Durante esse período o coração rio-pardense bate forte
e orgulhoso por esse evento tradicional percutindo os tambores nas ruas e praças
repletas de gente, para somar toda a vibração de resgate da memória
de um povo.
São centenas de estudantes vindos das mais distantes regiões do
Brasil, empunhando bandeiras, estandartes, e enchendo de calor e alegria a nossa
amada São José.
A comemoração, entre tantas novidades e variedades, sempre têm
mesmo objetivo: consagrar a memória do gênio da literatura Euclides
da Cunha.
Aqueles que acompanham todos os anos esse desfilar de gente entusiasta e bonita,
percebem que a cada ano os estudantes se alternam, ou seja, enquanto uns alcançam
patamares maiores de nível escolar e seguem para outras cidades em busca
de novas oportunidades, outros chegam para fazer parte e viver esse grande movimento
cívico.
A cada Semana Euclidiana, lembro-me com saudade de uma figura alta, imponente,
dentro do seu terno branco - destacava-se entre as autoridades reunidas em cima
do palanque no decorrer do desfile.

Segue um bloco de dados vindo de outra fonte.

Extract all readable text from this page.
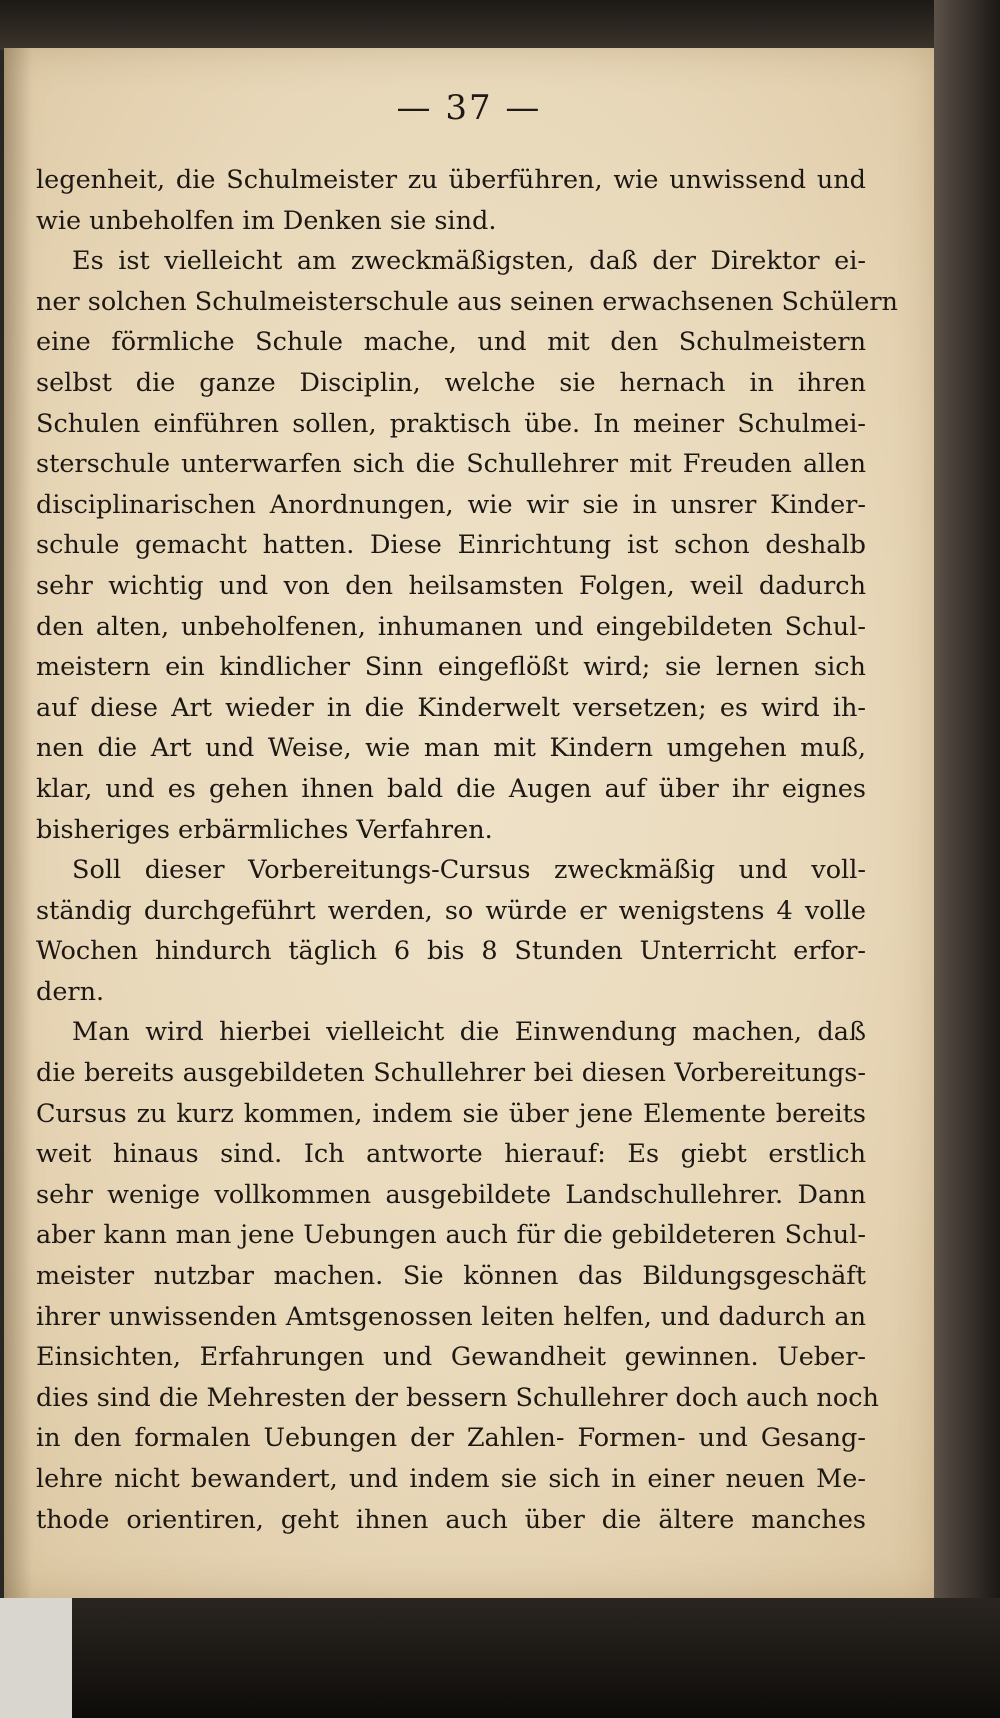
— 37 —
legenheit, die Schulmeister zu überführen, wie unwissend und
wie unbeholfen im Denken sie sind.
Es ist vielleicht am zweckmäßigsten, daß der Direktor ei-
ner solchen Schulmeisterschule aus seinen erwachsenen Schülern
eine förmliche Schule mache, und mit den Schulmeistern
selbst die ganze Disciplin, welche sie hernach in ihren
Schulen einführen sollen, praktisch übe. In meiner Schulmei-
sterschule unterwarfen sich die Schullehrer mit Freuden allen
disciplinarischen Anordnungen, wie wir sie in unsrer Kinder-
schule gemacht hatten. Diese Einrichtung ist schon deshalb
sehr wichtig und von den heilsamsten Folgen, weil dadurch
den alten, unbeholfenen, inhumanen und eingebildeten Schul-
meistern ein kindlicher Sinn eingeflößt wird; sie lernen sich
auf diese Art wieder in die Kinderwelt versetzen; es wird ih-
nen die Art und Weise, wie man mit Kindern umgehen muß,
klar, und es gehen ihnen bald die Augen auf über ihr eignes
bisheriges erbärmliches Verfahren.
Soll dieser Vorbereitungs-Cursus zweckmäßig und voll-
ständig durchgeführt werden, so würde er wenigstens 4 volle
Wochen hindurch täglich 6 bis 8 Stunden Unterricht erfor-
dern.
Man wird hierbei vielleicht die Einwendung machen, daß
die bereits ausgebildeten Schullehrer bei diesen Vorbereitungs-
Cursus zu kurz kommen, indem sie über jene Elemente bereits
weit hinaus sind. Ich antworte hierauf: Es giebt erstlich
sehr wenige vollkommen ausgebildete Landschullehrer. Dann
aber kann man jene Uebungen auch für die gebildeteren Schul-
meister nutzbar machen. Sie können das Bildungsgeschäft
ihrer unwissenden Amtsgenossen leiten helfen, und dadurch an
Einsichten, Erfahrungen und Gewandheit gewinnen. Ueber-
dies sind die Mehresten der bessern Schullehrer doch auch noch
in den formalen Uebungen der Zahlen- Formen- und Gesang-
lehre nicht bewandert, und indem sie sich in einer neuen Me-
thode orientiren, geht ihnen auch über die ältere manches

Me refiro ao saudoso dr. Galotti, pessoa
que dedicou grande parte de sua vida aos estudos euclidianos.
Recordo-me que nas vésperas do lançamento de meu livro "No
Alvorecer dos Caminhos", estávamos em plena "Semana Euclidiana",
nos anos 90. Fui assistir a uma palestra na faculdade e qual não foi
a minha surpresa, ao constatar entre as autoridades presentes o dr. Galotti.

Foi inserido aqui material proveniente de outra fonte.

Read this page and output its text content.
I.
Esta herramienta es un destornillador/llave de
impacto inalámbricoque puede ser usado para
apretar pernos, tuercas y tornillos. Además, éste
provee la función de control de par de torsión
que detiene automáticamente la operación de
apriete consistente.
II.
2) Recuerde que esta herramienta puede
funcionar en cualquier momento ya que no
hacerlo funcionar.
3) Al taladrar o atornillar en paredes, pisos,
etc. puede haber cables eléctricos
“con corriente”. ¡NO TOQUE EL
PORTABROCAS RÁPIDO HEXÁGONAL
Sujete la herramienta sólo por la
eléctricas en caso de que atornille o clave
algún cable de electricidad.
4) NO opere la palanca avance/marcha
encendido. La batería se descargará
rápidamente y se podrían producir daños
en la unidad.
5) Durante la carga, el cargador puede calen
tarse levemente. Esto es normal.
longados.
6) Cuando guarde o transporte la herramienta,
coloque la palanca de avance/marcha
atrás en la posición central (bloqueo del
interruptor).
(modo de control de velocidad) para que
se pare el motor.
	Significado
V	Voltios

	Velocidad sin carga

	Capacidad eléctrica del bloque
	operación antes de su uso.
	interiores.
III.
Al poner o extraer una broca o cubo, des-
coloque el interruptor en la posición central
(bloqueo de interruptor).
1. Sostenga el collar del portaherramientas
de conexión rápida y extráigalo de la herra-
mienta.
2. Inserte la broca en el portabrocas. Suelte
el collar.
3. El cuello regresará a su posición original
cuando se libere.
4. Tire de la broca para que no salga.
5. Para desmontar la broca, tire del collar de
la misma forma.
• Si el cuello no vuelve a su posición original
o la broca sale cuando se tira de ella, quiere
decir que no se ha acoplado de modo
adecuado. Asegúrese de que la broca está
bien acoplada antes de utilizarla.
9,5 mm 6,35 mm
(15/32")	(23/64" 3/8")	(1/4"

Esperei o orador terminar e, o final, fui diretamente falar com o médico,
que me recebeu gentilmente. Aproveitei a chance, para convidá-lo para
o lançamento do livro e também para comentar que ele "estava
dentro" daquela obra. (Referia-me a uma passagem do livro que narra a história
da velhinha Cecília que não regulava bem da cabeça e perambulava
pelas ruas da cidade na década de 30. Ela sonhava se casar com o moço
mais bonito da cidade, que era justamente o dr. Galotti!). Ele sorriu e disse:
"Pode contar comigo".
Foi gratificante para mim, com todo o meu nervosismo emocional, distinguir entre
tantos rostos amados a presença e a figura altiva do Dr. Galotti.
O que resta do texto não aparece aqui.